Yamalé pairs a searchable African legal library with AI legal research on the same corpus. Browse statutes by country and category, open full texts, then ask follow-up questions in AI Research with citations back to the instruments you are working on.
For law students, the workflow supports exam prep and coursework: find the act, read the articles, then test your understanding with cited Q&A. For firms and in-house teams, it reduces time spent hunting PDFs across jurisdictions.
The library is the source of truth. AI is a layer on top — useful for orientation and issue-spotting, not a substitute for reading primary sources or professional advice.
Why teams use Yamalé
Unified corpus
AI research and library browsing draw from the same growing collection of African legal texts.
Filter by jurisdiction
Narrow by country, category, and status before you research or ask AI questions.

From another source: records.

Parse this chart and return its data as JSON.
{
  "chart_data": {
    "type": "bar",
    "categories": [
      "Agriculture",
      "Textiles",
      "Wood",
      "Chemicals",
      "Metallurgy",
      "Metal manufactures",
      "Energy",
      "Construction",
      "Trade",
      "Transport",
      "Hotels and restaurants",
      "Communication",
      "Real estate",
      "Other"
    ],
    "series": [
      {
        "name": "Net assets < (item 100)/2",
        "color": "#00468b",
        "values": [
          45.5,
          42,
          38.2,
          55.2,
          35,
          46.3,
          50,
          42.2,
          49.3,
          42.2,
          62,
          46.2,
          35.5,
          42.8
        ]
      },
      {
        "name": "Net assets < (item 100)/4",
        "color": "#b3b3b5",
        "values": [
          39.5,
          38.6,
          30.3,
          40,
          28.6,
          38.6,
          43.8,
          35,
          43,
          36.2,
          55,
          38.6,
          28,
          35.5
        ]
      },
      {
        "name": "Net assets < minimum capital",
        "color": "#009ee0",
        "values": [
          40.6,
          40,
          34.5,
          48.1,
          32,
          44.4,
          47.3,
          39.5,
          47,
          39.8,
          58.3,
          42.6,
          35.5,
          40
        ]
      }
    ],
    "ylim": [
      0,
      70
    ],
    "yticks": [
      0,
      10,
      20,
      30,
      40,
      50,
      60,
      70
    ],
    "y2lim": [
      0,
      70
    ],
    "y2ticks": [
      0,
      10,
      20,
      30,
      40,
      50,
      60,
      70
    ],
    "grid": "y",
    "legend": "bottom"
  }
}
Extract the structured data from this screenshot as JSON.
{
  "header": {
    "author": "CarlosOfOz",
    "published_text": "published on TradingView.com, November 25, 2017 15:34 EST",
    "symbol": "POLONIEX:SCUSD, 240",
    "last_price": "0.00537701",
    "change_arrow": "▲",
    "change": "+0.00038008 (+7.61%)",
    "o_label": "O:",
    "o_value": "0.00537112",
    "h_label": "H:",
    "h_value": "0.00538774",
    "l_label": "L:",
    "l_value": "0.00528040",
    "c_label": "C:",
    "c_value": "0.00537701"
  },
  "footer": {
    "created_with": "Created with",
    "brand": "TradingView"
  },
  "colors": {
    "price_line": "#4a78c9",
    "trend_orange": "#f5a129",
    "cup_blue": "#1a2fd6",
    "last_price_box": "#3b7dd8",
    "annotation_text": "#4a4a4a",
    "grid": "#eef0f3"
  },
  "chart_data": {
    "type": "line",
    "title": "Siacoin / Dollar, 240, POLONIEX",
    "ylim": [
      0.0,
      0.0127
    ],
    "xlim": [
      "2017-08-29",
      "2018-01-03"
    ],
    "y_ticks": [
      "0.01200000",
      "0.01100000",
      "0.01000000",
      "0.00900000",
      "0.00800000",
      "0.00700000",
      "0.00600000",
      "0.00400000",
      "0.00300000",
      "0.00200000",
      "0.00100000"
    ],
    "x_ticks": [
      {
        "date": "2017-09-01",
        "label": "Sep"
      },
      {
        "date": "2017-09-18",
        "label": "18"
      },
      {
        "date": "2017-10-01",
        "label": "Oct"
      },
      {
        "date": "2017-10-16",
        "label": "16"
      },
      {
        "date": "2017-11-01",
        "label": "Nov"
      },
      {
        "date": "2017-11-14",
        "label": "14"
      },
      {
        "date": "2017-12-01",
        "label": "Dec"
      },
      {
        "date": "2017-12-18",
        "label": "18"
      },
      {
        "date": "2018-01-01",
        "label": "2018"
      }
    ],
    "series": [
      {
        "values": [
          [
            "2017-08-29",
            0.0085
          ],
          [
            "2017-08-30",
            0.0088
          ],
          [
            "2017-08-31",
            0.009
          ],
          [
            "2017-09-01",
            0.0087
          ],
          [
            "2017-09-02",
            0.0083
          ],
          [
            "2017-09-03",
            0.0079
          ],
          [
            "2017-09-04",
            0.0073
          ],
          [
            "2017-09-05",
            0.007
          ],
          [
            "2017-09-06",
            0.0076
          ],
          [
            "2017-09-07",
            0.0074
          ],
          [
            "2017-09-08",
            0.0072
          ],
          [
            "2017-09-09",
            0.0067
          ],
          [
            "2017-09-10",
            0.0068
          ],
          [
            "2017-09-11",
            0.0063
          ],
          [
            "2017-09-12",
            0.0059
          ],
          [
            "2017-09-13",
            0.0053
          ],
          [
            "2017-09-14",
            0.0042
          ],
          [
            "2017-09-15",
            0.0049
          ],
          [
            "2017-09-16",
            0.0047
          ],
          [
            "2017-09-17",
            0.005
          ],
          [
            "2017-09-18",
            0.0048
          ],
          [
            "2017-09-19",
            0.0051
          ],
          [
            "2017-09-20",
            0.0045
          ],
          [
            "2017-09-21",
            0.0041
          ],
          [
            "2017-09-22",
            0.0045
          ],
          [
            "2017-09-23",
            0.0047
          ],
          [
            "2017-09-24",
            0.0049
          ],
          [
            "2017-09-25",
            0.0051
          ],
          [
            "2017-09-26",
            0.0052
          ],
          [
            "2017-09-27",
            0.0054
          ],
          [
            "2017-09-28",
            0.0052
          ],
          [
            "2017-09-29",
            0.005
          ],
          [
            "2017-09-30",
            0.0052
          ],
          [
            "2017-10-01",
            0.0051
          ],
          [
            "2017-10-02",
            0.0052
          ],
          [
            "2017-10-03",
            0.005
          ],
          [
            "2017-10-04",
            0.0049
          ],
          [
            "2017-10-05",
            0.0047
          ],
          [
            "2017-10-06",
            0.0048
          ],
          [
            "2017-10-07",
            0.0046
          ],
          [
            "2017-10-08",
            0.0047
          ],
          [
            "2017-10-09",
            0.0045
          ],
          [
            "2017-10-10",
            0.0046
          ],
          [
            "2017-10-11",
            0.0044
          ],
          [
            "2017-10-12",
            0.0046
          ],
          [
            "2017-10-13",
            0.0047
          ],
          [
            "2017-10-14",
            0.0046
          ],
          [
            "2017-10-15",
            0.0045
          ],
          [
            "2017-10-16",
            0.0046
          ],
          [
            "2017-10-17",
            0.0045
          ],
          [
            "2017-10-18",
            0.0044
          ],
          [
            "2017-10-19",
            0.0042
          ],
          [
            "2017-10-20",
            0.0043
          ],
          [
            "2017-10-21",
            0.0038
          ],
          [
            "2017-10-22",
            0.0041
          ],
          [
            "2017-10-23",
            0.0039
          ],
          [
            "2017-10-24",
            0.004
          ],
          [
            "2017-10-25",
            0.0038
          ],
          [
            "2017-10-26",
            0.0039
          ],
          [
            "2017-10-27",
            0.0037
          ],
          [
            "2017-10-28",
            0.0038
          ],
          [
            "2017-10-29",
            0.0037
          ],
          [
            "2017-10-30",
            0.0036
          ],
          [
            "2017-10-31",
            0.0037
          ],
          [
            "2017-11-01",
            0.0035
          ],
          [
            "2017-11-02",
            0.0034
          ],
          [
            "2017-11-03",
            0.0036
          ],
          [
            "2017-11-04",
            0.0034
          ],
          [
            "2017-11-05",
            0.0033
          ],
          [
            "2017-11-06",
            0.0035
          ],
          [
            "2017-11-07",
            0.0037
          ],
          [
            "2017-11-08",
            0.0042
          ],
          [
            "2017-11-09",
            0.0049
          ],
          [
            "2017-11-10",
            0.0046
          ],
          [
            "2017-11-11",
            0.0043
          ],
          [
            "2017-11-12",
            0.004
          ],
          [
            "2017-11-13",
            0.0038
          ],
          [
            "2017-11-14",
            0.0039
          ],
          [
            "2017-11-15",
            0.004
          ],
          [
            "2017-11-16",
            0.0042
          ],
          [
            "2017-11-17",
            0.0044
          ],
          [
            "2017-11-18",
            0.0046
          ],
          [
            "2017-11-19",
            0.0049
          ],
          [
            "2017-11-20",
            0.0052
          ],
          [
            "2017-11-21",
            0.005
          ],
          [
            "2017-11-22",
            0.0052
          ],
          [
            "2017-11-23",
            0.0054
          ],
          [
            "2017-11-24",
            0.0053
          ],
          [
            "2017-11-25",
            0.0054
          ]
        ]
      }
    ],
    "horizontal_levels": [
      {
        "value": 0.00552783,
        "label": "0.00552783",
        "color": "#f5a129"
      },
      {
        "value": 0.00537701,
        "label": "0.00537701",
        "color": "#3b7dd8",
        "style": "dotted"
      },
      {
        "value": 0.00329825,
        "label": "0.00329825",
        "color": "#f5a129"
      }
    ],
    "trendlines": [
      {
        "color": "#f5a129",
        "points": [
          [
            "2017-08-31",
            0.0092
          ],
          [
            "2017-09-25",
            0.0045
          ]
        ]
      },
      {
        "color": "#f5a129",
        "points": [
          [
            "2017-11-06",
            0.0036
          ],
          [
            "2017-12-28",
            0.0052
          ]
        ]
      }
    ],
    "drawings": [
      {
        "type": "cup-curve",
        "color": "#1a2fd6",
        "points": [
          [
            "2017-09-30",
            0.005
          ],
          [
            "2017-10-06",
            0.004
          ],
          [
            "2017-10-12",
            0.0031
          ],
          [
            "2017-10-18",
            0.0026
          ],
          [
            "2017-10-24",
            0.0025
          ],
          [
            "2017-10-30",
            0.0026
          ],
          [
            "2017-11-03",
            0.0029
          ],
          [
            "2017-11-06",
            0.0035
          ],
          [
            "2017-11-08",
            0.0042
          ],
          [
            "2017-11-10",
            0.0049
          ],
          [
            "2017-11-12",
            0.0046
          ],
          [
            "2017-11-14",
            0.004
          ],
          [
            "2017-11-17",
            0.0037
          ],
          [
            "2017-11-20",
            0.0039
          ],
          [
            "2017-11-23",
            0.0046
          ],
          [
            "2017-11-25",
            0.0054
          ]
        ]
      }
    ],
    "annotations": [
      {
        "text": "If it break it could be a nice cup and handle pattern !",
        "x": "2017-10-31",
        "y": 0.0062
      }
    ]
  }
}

From citation to full text
Open cited laws directly from AI research source cards when you need the complete instrument.
Vault & counsel
Combine library and AI work with templates in The Yamalé Vault and the lawyer directory.
Frequently asked questions
- How many countries does the Yamalé legal library cover?
- The platform is built for broad African coverage across 54 countries, with depth varying by jurisdiction and topic. Use library filters to see what is available for a given country today.
- Can I use the library without AI?
- Yes. Library browsing is available on free and paid plans. AI research requires a plan that includes AI queries.
- Does AI search the whole internet?
- No. Yamalé AI legal research is designed to answer from library excerpts (plus optional limited web supplements for orientation), not the open web as binding law.